Available Drugs Not Ideal
"Despite broadening chemotherapy exposure with a 6-drug combination, this study did not find a difference in outcome compared with patients treated with IVA alone, and there was a statistically significant increase in toxicity," Dr. Oberlin and colleagues report.
They explain that the choice of agents to supplement IVA was based on evidence of their effectiveness in patients with rhabdomyosarcoma.
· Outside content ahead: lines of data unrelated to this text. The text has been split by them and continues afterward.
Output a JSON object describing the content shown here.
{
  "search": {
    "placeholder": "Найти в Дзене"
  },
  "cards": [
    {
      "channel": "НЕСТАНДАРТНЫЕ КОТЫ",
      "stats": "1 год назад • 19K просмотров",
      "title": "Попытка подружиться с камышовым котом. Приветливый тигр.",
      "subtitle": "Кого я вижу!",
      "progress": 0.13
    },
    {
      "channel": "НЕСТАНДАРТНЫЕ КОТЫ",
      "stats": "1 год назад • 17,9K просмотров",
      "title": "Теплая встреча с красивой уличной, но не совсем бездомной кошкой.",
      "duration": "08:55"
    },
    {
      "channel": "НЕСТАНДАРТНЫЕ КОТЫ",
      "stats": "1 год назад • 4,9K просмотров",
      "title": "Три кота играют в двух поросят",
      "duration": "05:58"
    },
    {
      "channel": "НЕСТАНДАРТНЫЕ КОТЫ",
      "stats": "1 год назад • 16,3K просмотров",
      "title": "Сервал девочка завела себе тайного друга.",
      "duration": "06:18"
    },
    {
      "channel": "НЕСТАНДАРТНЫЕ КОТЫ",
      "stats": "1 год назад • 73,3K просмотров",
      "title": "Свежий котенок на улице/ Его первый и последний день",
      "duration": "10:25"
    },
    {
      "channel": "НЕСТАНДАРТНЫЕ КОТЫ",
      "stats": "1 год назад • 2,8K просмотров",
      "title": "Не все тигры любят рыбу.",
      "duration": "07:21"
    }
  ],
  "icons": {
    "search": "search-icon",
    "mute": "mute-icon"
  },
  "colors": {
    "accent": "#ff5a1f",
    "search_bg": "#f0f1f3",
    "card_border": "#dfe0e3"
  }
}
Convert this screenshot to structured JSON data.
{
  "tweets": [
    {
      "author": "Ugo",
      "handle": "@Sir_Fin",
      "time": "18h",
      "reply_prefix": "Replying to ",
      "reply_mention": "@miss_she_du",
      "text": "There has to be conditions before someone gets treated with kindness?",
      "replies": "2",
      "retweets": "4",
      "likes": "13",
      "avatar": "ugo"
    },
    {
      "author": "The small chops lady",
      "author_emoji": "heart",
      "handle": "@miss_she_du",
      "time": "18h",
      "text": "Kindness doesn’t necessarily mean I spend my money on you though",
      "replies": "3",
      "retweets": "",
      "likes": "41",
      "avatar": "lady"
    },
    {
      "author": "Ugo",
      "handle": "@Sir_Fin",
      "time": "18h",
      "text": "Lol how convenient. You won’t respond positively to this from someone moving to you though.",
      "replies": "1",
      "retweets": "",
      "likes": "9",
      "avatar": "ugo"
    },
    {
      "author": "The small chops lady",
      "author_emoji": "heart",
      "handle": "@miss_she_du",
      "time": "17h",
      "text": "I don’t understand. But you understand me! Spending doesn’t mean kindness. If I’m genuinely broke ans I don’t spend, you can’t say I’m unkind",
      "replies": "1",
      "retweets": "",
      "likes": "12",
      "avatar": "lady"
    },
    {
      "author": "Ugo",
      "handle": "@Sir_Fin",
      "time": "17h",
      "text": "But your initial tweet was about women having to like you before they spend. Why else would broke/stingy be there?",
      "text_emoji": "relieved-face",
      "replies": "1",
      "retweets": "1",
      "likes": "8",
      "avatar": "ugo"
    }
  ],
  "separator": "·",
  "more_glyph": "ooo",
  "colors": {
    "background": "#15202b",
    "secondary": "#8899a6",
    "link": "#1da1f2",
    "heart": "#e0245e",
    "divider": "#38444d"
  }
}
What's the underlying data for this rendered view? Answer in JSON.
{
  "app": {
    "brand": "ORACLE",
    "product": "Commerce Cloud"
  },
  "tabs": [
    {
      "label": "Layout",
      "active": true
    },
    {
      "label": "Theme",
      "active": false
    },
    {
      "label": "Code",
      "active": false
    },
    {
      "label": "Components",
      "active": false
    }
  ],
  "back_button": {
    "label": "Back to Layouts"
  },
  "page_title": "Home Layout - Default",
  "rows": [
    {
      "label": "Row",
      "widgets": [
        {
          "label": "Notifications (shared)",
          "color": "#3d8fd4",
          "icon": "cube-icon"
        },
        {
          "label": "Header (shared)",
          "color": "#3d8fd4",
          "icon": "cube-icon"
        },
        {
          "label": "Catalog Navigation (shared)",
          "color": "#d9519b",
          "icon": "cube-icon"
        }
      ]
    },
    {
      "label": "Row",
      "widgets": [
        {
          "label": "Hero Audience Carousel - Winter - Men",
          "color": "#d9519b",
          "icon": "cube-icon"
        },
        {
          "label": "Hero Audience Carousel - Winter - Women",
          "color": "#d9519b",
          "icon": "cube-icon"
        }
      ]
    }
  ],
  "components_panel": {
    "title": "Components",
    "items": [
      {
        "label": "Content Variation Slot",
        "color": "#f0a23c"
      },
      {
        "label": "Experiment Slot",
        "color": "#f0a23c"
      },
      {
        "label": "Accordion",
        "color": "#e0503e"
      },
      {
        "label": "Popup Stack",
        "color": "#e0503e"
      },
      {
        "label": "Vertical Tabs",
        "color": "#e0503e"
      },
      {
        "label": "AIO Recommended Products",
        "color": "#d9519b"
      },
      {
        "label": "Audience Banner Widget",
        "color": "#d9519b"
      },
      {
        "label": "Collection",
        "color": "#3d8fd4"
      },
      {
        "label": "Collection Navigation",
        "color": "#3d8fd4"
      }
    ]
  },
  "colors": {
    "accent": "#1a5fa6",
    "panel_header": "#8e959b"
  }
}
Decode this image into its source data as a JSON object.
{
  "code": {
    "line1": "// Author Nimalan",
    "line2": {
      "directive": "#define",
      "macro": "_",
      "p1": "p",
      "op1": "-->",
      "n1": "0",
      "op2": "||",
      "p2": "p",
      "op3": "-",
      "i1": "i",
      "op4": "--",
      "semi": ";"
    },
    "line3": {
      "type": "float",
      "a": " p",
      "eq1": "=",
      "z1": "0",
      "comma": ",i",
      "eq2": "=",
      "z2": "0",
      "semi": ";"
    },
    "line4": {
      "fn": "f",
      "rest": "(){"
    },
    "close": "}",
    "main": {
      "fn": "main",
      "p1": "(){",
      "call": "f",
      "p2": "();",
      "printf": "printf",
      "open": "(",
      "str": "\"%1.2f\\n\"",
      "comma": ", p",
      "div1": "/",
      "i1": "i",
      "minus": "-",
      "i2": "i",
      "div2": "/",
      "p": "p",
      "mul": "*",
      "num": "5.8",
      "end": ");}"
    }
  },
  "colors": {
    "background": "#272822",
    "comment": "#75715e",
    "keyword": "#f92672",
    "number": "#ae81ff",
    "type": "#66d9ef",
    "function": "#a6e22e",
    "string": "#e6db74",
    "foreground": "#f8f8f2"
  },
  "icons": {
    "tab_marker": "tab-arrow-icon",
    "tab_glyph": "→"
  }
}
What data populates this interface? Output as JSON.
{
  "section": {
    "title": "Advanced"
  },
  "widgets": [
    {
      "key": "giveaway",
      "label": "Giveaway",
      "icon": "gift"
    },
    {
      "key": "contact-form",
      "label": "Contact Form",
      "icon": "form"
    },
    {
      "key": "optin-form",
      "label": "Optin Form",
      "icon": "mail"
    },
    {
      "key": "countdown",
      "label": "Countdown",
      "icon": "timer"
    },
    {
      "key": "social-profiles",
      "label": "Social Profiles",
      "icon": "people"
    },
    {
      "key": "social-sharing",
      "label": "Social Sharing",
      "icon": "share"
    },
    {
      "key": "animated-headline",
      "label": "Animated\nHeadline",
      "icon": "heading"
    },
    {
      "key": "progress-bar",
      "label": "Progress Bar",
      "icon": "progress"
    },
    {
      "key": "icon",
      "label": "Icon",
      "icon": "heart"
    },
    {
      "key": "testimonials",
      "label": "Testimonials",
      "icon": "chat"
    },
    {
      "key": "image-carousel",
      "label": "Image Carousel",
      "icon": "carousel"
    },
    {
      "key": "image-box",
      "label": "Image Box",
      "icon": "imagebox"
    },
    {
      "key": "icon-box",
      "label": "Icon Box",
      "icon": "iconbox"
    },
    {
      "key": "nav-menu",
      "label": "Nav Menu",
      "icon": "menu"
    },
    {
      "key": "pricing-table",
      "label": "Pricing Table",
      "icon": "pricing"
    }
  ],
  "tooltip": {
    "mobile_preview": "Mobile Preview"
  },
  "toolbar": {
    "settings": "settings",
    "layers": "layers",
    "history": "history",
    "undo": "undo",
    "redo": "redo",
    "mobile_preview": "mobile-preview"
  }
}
Unfortunately, currently available agents for rhabdomyosarcoma are "not ideal," Dr. Meyer states in his editorial.
"We all hope," he writes, "that gene profiling will identify molecular targets in rhabdomyosarcoma that can be exploited by new pharmaceutical and/or biologic agents. The challenges in accomplishing this goal are manifold, but evaluation of new agents should clearly continue."
However, "with only approximately 350 new cases of rhabdomyosarcoma occurring each year in the United States, identification of a targeted therapeutic agent in this rare and heterogeneous childhood tumor will be daunting," Dr. Meyer acknowledges.
"Perhaps the agents now available to treat rhabdomyosarcoma, although not ideal, are not so bad, and we just need to learn better ways to play them," he concludes.
Dr. Oberlin's team adds that the MMT95 study confirms that IVA is the "backbone" of ongoing studies of rhabdomyosarcoma. Still, it remains to be seen whether adding any agents to standard front-line therapy (IVA or vincristine, dactinomycin, plus cyclophosphamide) can improve outcomes for patients with nonmetastatic disease, they say.
There is, however, "considerable evidence" for the potential efficacy of doxorubicin in rhabdomyosarcoma, they note. The European Pediatric Soft Tissue Sarcoma Group is now evaluating doxorubicin, given in a dose-intensive manner, combined with IVA in front-line therapy.
The study was supported by Association Enfants et Sante, Institut Gustave-Roussy, Societe Francaise de Lutte Contre les Cancers et les Leucemies de l'Enfant et de l'Adolescent, and Cancer Research UK. Dr. Oberlin and colleagues and Dr. Meyer have disclosed no relevant financial relationships.